As they now know, they could not have been more wrong. As the nation's largest dairy-products manufacturer, Snow Brand's main duty was to ease public fear by quickly learning and explaining all the facts, taking immediate steps to shut down the offending plant and seeing to it that potentially dangerous products were removed from stores. Instead, it delayed in all of these actions. As the number of reported victims rose, company officials continued to issue statements that were only partially accurate and sometimes even contradictory.

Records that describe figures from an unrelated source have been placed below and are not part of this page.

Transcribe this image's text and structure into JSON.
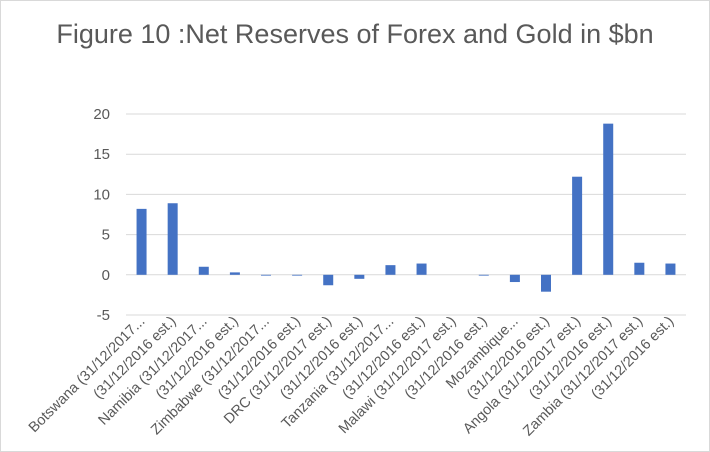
{
  "chart_data": {
    "type": "bar",
    "title": "Figure 10 :Net Reserves of Forex and Gold in $bn",
    "categories": [
      "Botswana (31/12/2017...",
      "(31/12/2016 est.)",
      "Namibia (31/12/2017...",
      "(31/12/2016 est.)",
      "Zimbabwe (31/12/2017...",
      "(31/12/2016 est.)",
      "DRC (31/12/2017 est.)",
      "(31/12/2016 est.)",
      "Tanzania (31/12/2017...",
      "(31/12/2016 est.)",
      "Malawi (31/12/2017 est.)",
      "(31/12/2016 est.)",
      "Mozambique...",
      "(31/12/2016 est.)",
      "Angola (31/12/2017 est.)",
      "(31/12/2016 est.)",
      "Zambia (31/12/2017 est.)",
      "(31/12/2016 est.)"
    ],
    "series": [
      {
        "values": [
          8.2,
          8.9,
          1.0,
          0.3,
          -0.1,
          -0.1,
          -1.3,
          -0.5,
          1.2,
          1.4,
          0.0,
          -0.1,
          -0.9,
          -2.1,
          12.2,
          18.8,
          1.5,
          1.4
        ]
      }
    ],
    "xlabel": "",
    "ylabel": "",
    "ylim": [
      -5,
      20
    ],
    "yticks": [
      20,
      15,
      10,
      5,
      0,
      -5
    ],
    "grid": true,
    "legend": "none",
    "bar_color": "#4472c4",
    "grid_color": "#d9d9d9",
    "text_color": "#595959"
  }
}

Their efforts to make it seem that only a single product -- the low-fat milk that caused the first cases of illness -- was at fault, and that staphylococcus bacteria were found only in a coin-size lump of solidified milk inside an unwashed valve on a tank at the Osaka plant were being proved fruitless even as they were being made. In fact, the inside of that valve was entirely covered with solidified milk and had not been cleaned for three weeks, although it was supposed to be washed and disinfected weekly. Gross negligence is too mild a term to describe the slapdash supervision that apparently was common practice at the plant.

It is no wonder that it fell to the Osaka Municipal Government to order immediate suspension of production and the recall of the contaminated low-fat milk, as well as of two other products prepared on the same production line. Any such demonstration of responsibility by the company, at least beyond the limited steps first taken, was unlikely, given that workers at the Osaka plant reportedly told police that cleaning procedures prescribed in the plant's manual had been ignored for years. Some allegedly said they were unaware of the potential danger implicit in their carelessness. Under the circumstances, it is miraculous that food poisoning did not occur earlier.

What all this means is that Snow Brand Milk Products Co., possibly as part of cost-cutting measures, was gambling with the public's health -- and lost. It is not surprising that one reported reaction at the senior executive level to the first cases of illness was to minimize the issue with the thought that, after all, low-fat milk was not one of the company's high-profit items. However, the revelation Monday that the company's Osaka plant had actually recycled some of the milk products recalled earlier in the emergency really pushed the bounds of credibility.

The decision of company President Tetsuro Ishikawa and three other senior executives to resign in September to apologize to the public and "take responsibility" for the mass food poisoning is the typical Japanese method of dealing with such incidents. With the removal from their shelves by stores nationwide of all Snow Brand milk products, not only those from the Osaka plant, and moves by schools and prefectural government offices to stop using the company's products, Mr. Ishikawa and his colleagues indeed have much to answer for.

The dairy producer had previously announced an anticipated annual profit of 12.5 billion yen for the current fiscal year ending next March 31. Clearly, actual results will be far different. Employees at Snow Brand company headquarters in Tokyo, as well as throughout Japan, are said to be disillusioned and in a state of near panic about their future prospects. The company is not alone in suffering the consequences of its arrogance. Its home-delivery distributors have also been badly affected, as have farmers who supply raw milk to the company and the dairy industry as a whole.

The popularization of dairy products for daily consumption has been a long, slow process in Japan, where the traditional diet includes no such items. Even today, many Japanese shun cheese and butter and find milk unpalatable. Yet Snow Brand Milk Products Co., tracing its history back to a Hokkaido dairy cooperative established in 1925, has managed to change the nation's dietary preferences and attain the commanding position in the industry. With 6,700 employees, sales in the last fiscal year of 544 billion yen and 35 production facilities nationwide, it faces an uncertain future as a result of cutting corners in a way that risked the public's health.